[ Sembilan ]

13.1K 1.8K 121
                                    

"Cut...pukul sebelas nanti kawan ayah datang. Pakai baju yang pantas. Kalo bisa pakai gamis. Kalo Cut nggak punya pinjam sama Rahma..."

Anya menggeleng tidak setuju sambil meninggalkan ayahnya, menuju kamarnya.

Anya sudah bertekad tetap akan mengenakan apa yang ia mau dan ia suka. Lagian ngapain pake gamis? Mau pengajian? Pinjem ke Rahma? Hellew...mendingan Anya nggak pakai apa-apa ketimbang mengenakan baju Rahma, istri ayahnya.

Anya membuka kopernya. Ia memilih mengenakan t'shirt hitam yang akan ia lapisi dengan kemeja flanel kotak-kotak biru yang lengannya ia lipat hingga siku. Tidak lupa celana jeans belel. Rambutnya pun ia kuncir asal-asalan. Anya sengaja berpenampilan setomboy mungkin agar tampak buruk di mata kawan ayahnya. Bahkan ia sampai rela tampil tanpa make-up terutama alis cetarnya.

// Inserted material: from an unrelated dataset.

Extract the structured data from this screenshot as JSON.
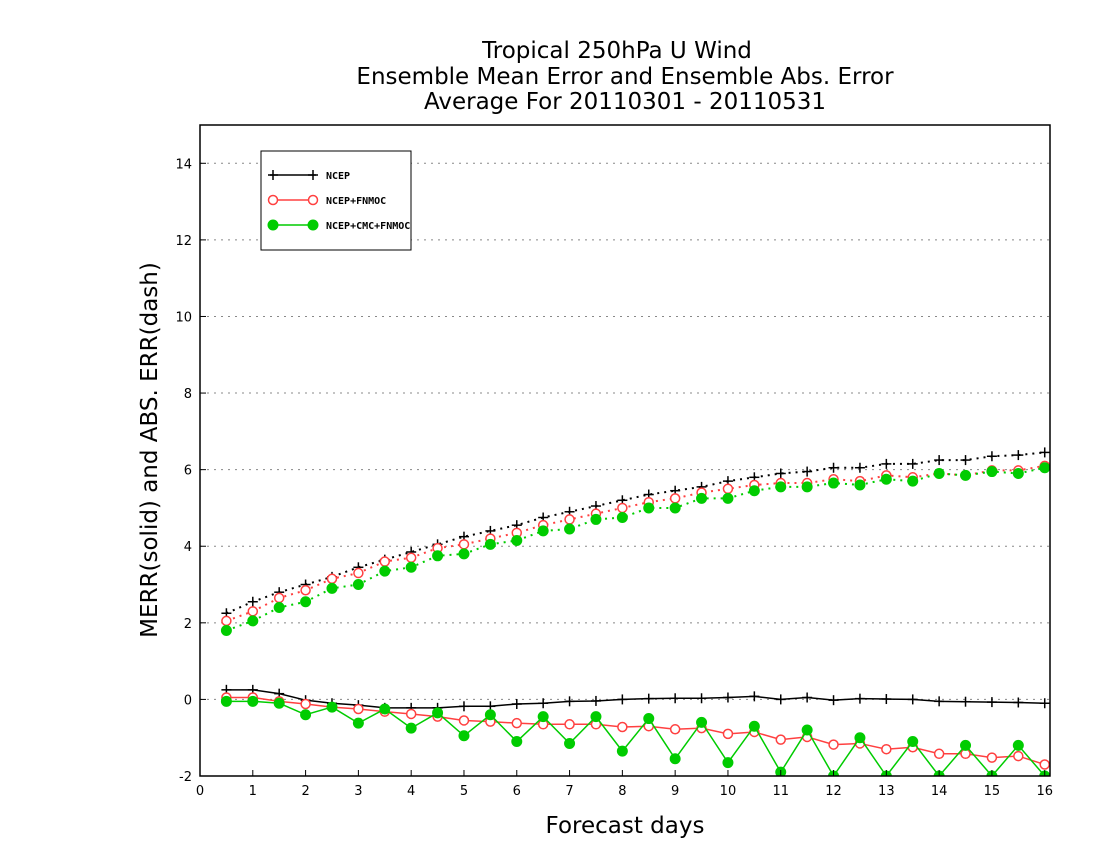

"Lo jadi lebih mirip petani Amerika ketimbang perempuan Aceh." Artha mencibir saat pertama kali melihat Anya dengan penampilan seperti itu.

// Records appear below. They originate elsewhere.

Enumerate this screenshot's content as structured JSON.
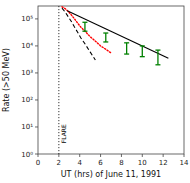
{
  "chart_data": {
    "type": "line",
    "title": "",
    "xlabel": "UT (hrs) of June 11, 1991",
    "ylabel": "Rate (>50 MeV)",
    "log": "y",
    "grid": false,
    "xlim": [
      0,
      14
    ],
    "ylim": [
      1,
      300000
    ],
    "xticks": [
      0,
      2,
      4,
      6,
      8,
      10,
      12,
      14
    ],
    "yticks": [
      {
        "value": 1,
        "label": "10⁰"
      },
      {
        "value": 10,
        "label": "10¹"
      },
      {
        "value": 100,
        "label": "10²"
      },
      {
        "value": 1000,
        "label": "10³"
      },
      {
        "value": 10000,
        "label": "10⁴"
      },
      {
        "value": 100000,
        "label": "10⁵"
      }
    ],
    "annotations": [
      {
        "type": "vline",
        "x": 2.0,
        "y": 2.5,
        "text": "FLARE",
        "color": "black",
        "line_style": "dotted"
      }
    ],
    "series": [
      {
        "type": "line",
        "color": "red",
        "line_style": "dotted",
        "x": [
          2.3,
          2.6,
          2.9,
          3.2,
          3.5,
          3.8,
          4.1,
          4.5,
          5.0,
          5.5,
          6.0,
          6.5,
          7.0
        ],
        "values": [
          280000,
          240000,
          190000,
          140000,
          100000,
          70000,
          50000,
          35000,
          22000,
          15000,
          10000,
          7500,
          5500
        ]
      },
      {
        "type": "line",
        "color": "black",
        "line_style": "dashed",
        "x": [
          2.3,
          2.6,
          2.9,
          3.2,
          3.5,
          3.8,
          4.1,
          4.5,
          5.0,
          5.5
        ],
        "values": [
          250000,
          180000,
          120000,
          80000,
          50000,
          32000,
          20000,
          12000,
          6000,
          3000
        ]
      },
      {
        "type": "line",
        "color": "black",
        "line_style": "solid",
        "x": [
          2.8,
          12.5
        ],
        "values": [
          200000,
          3500
        ]
      },
      {
        "type": "errorbar",
        "color": "green",
        "x": [
          4.5,
          6.5,
          8.5,
          10.0,
          11.5
        ],
        "values": [
          55000,
          22000,
          9000,
          7000,
          4500
        ],
        "error_low": [
          20000,
          8000,
          4000,
          3000,
          2500
        ],
        "error_high": [
          20000,
          8000,
          4000,
          3000,
          2500
        ]
      }
    ]
  }
}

Anya memasang wajah bete sambil menarik tangan Artha ke pojok ruangan.

"Gue sengaja, kampret." Akunya. "Kalo gue dandan pake gamis nanti gue kelihatan cantik nan soleha. Yang ada itu laki langsung nyeret gue ke penghulu, gimana?"

Artha garuk-garuk tengkuknya yang tidak gatal. Sambil berusaha membayangkan Anya yang bergamis dan tampak soleha dengan hijab. Andai Anya memakainya, jangankan lelaki itu, Artha pun bisa saja langsung berubah pikiran lalu menyeretnya ke KUA.

"Karena bokap gue tetep keukeuh mau ngenalin gue ke kawannya, jadi rencananya begini...Nanti di depan mereka kita pura-pura mesra."

"Mesra kayak apa contohnya?"

"Gandengan misalnya...Dan gue mungkin akan ngerangkul lo jika diperlukan."

"Hmmm...gue suka ide lo..." Artha sumringah sambil menggerak-gerakan kedua alis tebalnya ke atas.

"Tapi ingat! Lo jangan dan nggak boleh sampe baper. Ok?" Mata Anya menyorotkan ancaman seolah-olah ogah banget sampai Artha berbalik mengejarnya.

"Ok. Ada scene ciuman juga nggak?"

"Ngarep lo!" Anya langsung menoyor pipi Artha.

"Diiih...kan biar meyakinkan." Artha mengusap sebelah pipinya sambil nyengir.

Mata belok Anya melotot lebar.

"Gue tampol bolak-balik pake sepatu kalo lo sampe berani improvisasi!" Anya mengacungkan ankle boots-nya ke dekat wajah Artha.

"Ampun yang mulia ratu." Artha menangkupkan kedua tangan di depan wajahnya sambil cengengesan.

"Bagus." Anya lalu mengenakan sepatu ankle boots-nya yang berbahan kulit lembu, bahkan lengannya sempat mampir bertumpu di bahu Artha.

Tiga puluh menit kemudian. Sebuah mobil Ford Ranger berwarna hitam masuk ke halaman villa. Anya yang mengintip dari jendela langsung melirik ke Artha memberi isyarat opera sabunnya akan segera dimulai.
Anya menghampiri Artha sambil mengulurkan tangannya, "gandeng."

Artha menyambut tangan itu dan meremasnya dalam gandengannya.

"Biasa aja kale, Tha."

"Katanya minta digandeng?"

"Gandengan lo kek gandengan mesum mau ngajak ngamar."

"Astoge, Nyak! Suudzon aja deh lo. Gue cuma sedang menghayati peran gue jadi seorang pria yang akan memperjuangkan kekasihnya yang mau dijodohkan sama datuk tua nan peyot." Artha mengangkat gandengan tangannya ke atas.